Occasionally I will get a mutation, a candy that is misshapen, or pointier, or flatter than the rest. Almost invariably this proves to be a weakness, but on very rare occasions it gives the candy extra strength. In this way, the species continues to adapt to its environment.
When I reach the end of the pack, I am left with one M&M, the strongest of the herd. Since it would make no sense to eat this one as well, I pack it neatly in an envelope and send it to M&M Mars, A Division of Mars, Inc., Hackettstown, NJ 17840-1503 U.S.A., along with a 3×5 card reading, “Please use this M&M for breeding purposes.”

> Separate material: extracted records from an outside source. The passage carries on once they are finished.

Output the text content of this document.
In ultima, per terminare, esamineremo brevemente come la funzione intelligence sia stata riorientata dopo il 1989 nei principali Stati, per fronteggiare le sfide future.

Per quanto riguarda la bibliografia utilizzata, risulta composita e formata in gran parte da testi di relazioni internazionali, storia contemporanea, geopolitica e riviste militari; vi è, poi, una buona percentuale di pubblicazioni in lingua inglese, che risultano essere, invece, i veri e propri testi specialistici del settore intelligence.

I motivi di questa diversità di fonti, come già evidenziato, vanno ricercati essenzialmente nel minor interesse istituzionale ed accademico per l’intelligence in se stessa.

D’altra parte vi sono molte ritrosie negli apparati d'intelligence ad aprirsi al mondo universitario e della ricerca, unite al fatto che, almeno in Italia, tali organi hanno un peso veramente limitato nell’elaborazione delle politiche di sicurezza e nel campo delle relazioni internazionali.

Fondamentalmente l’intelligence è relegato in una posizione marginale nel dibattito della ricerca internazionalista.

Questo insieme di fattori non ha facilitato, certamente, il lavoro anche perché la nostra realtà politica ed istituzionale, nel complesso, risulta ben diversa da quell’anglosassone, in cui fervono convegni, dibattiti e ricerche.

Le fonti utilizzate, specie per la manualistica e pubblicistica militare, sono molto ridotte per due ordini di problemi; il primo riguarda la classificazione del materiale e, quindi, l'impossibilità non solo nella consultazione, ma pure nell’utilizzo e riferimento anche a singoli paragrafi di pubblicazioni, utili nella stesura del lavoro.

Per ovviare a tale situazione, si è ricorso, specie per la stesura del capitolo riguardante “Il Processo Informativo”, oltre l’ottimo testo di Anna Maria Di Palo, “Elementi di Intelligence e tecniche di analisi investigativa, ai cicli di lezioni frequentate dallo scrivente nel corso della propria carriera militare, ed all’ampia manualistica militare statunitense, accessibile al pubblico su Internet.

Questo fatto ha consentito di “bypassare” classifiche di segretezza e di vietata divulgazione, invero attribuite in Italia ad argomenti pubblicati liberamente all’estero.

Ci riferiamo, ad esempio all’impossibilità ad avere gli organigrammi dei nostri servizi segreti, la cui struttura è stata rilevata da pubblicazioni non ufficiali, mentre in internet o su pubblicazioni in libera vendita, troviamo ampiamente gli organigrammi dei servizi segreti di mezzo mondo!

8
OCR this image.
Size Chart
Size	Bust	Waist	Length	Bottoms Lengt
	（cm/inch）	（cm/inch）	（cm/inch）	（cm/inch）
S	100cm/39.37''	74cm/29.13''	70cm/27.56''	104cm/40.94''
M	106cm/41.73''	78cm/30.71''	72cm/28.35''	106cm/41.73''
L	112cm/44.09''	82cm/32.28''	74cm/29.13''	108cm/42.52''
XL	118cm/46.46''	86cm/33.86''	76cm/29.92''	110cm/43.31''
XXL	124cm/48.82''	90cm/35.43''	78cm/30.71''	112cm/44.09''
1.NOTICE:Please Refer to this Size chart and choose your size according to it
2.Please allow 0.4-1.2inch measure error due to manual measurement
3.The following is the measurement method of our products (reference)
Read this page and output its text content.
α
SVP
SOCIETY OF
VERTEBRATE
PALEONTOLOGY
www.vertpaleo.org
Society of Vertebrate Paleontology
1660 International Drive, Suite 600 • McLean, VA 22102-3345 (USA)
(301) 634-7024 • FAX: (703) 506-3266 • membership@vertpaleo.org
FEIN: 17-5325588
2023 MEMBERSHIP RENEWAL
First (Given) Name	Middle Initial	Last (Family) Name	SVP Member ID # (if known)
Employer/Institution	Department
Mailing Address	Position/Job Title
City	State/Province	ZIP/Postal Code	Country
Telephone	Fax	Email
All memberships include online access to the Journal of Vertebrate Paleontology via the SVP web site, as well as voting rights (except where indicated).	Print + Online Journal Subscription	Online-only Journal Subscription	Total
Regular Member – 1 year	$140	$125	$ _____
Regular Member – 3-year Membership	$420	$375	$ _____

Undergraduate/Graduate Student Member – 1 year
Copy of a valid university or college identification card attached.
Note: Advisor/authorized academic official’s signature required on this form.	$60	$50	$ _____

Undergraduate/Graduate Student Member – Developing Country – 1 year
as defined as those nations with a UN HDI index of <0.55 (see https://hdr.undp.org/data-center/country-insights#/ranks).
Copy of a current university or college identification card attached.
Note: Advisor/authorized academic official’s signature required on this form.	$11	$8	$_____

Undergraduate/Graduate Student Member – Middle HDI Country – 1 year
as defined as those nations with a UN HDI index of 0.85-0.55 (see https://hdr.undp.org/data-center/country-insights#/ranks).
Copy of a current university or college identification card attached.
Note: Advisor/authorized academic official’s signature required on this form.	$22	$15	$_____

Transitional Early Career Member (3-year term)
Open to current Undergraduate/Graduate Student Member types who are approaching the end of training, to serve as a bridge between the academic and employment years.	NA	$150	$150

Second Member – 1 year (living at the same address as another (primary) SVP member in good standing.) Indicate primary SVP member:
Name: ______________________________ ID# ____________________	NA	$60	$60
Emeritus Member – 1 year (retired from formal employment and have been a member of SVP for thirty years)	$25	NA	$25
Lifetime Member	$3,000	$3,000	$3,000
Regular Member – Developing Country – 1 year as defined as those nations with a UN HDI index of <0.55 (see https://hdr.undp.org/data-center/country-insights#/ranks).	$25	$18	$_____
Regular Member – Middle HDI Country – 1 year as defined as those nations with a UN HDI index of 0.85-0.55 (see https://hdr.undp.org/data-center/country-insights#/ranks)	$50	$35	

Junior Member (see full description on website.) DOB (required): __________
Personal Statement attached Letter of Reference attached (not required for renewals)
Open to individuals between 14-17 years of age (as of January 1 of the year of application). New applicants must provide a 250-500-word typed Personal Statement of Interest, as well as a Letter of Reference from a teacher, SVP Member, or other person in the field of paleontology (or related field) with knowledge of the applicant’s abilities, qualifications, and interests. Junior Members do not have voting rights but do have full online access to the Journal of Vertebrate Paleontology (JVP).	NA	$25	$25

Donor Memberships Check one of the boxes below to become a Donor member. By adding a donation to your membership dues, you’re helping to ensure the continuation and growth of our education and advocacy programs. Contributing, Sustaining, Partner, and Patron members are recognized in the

This week they wrote back to thank me, and sent me a coupon for a free 1/2 pound bag of plain M&Ms. I consider this “grant money.” I have set aside the weekend for a grand tournament. From a field of hundreds, we will discover the True Champion.
There can be only one.
What did I just read?
This is how I met my first wife4. Her head was misshapen in a manner that I had not anticipated being advantageous to the species, but I was surprised and taken aback by its robustness. My subsequent wife has a rounder head and, to my knowledge, it does not contain a peanut, but it has proven superior.
Please make sure your envelopes are sufficiently padded.
This is so funny and has nothing to do with the discussion
This might be my favorite mgoblog comment of all time.
Funny, but I think I've read it somewhere else before.
It's from "Best of Craigslist" back in 2007
http://www.craigslist.org/about/best/tpa/409930561.html
busted! Nice find
You're drunk.
Cite your sources, please. (Inc.)
Only 31,998,389 more upvotes to go before you're back in the black!!!
what in the world did you say to get negative gajillion points??
And now you're trying to get back on our good side with M & M stories?? You're an evil genius. Evil.